A wide-ranging speech by Henry Porter exhorts us to be alert and informed about the looming database state:
We used to think of this country as having innate respect for freedom and privacy, as though it was somehow part of the British DNA, an immutable geographic feature of these islands – like the Pennine Range.
But today instead of being an example to the world we are fast becoming the test bed for a new, technologically driven authoritarian state – what one website calls the first fascist democracy.
They may be going a little far but you see the point – democracy does not presuppose liberty.
Not sure if that last sentence should say ‘entails’, but you get the point. He discusses the proposed creation of a database to record all emails and phonecalls made by UK residents (which we on this blog, loyal readers, have already agreed is outrageous), the ongoing use of automatic number-plate recognition devices to track vehicle movements on motorways and in town centres, the need to inform the authorities of your credit card details, contact number, and travel plans when leaving the country, the proposed law to record the names of everyone who stays in hotels, the ubiquity of CCTV cameras, the National Identity Register, the world’s largest DNA database, and a small selection of instances of terror legislation being abused to allow people to be spied on by the police and/or their local councils.

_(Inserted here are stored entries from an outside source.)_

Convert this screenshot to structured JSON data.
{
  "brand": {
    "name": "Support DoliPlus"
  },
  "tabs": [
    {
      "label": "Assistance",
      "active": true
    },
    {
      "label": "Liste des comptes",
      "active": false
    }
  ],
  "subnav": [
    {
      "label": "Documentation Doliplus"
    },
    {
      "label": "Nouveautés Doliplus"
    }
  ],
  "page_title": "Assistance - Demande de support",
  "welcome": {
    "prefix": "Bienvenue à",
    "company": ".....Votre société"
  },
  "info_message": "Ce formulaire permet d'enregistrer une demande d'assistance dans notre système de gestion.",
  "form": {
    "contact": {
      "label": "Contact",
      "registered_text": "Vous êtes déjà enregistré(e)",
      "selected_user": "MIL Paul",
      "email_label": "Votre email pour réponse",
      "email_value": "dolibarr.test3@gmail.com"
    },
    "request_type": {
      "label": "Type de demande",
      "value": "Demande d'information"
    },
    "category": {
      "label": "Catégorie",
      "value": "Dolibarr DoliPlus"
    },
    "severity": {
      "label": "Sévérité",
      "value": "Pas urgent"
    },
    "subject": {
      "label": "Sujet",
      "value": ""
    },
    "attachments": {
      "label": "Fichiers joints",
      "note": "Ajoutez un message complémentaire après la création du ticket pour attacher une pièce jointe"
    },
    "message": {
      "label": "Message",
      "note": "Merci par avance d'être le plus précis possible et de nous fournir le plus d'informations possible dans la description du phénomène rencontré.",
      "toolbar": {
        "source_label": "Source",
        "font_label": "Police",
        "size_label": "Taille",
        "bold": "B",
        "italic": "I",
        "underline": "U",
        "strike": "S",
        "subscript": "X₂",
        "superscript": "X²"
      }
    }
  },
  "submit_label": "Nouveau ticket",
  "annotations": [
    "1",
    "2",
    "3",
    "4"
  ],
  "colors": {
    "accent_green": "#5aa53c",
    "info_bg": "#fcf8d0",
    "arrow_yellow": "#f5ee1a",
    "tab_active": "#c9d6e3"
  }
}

“We the British have let this happen without debate, without marches, without protest, without – it seems – the slightest qualm or anxiety.
Where is the biting satire?
Where is the outrage of the intelligentsia?
Where is the media?
This lack of protest, this meekness of spirit in Britain worries and angers me in equal measure. But you know what makes me even angrier- it is the profoundly pessimistic view of this country that these laws and decrees embody. Labour’s cynicism and negativity about our country is the most contemptible part of its administration, and I am afraid that we have all to some degree bought this account of ourselves – that we are not fit to run our own lives without being watched, monitored, chivvied and punished every second of the day.
But this society is still greater than anything Labour’s imagination is capable of conceiving.
So let the struggle begin here.
That means making this issue a part of your everyday life. Talk about it with your friends. Use the media, get in touch with your MP – especially if you live in Labour and Tory constituencies and, yes, start protesting. We need to get on the streets and challenge every part of this programme to make us slaves of the database.”
On that note, although it’s not national government that’s involved, you may be interested to know of a consultation being held by the Scottish Government for how local councils should deal with the use of biometric technology in schools. This would include fingerprint or palm recognition systems so that pupils wouldn’t have to worry about forgetting to bring their card to the school library to get books out, or to facilitate cashless school meal systems. Should you feel that the benefits of such schemes are outweighed by other concerns, such as perhaps privacy, the consultation is open until 4th December. (Thanks to Peter for pointing this one out.)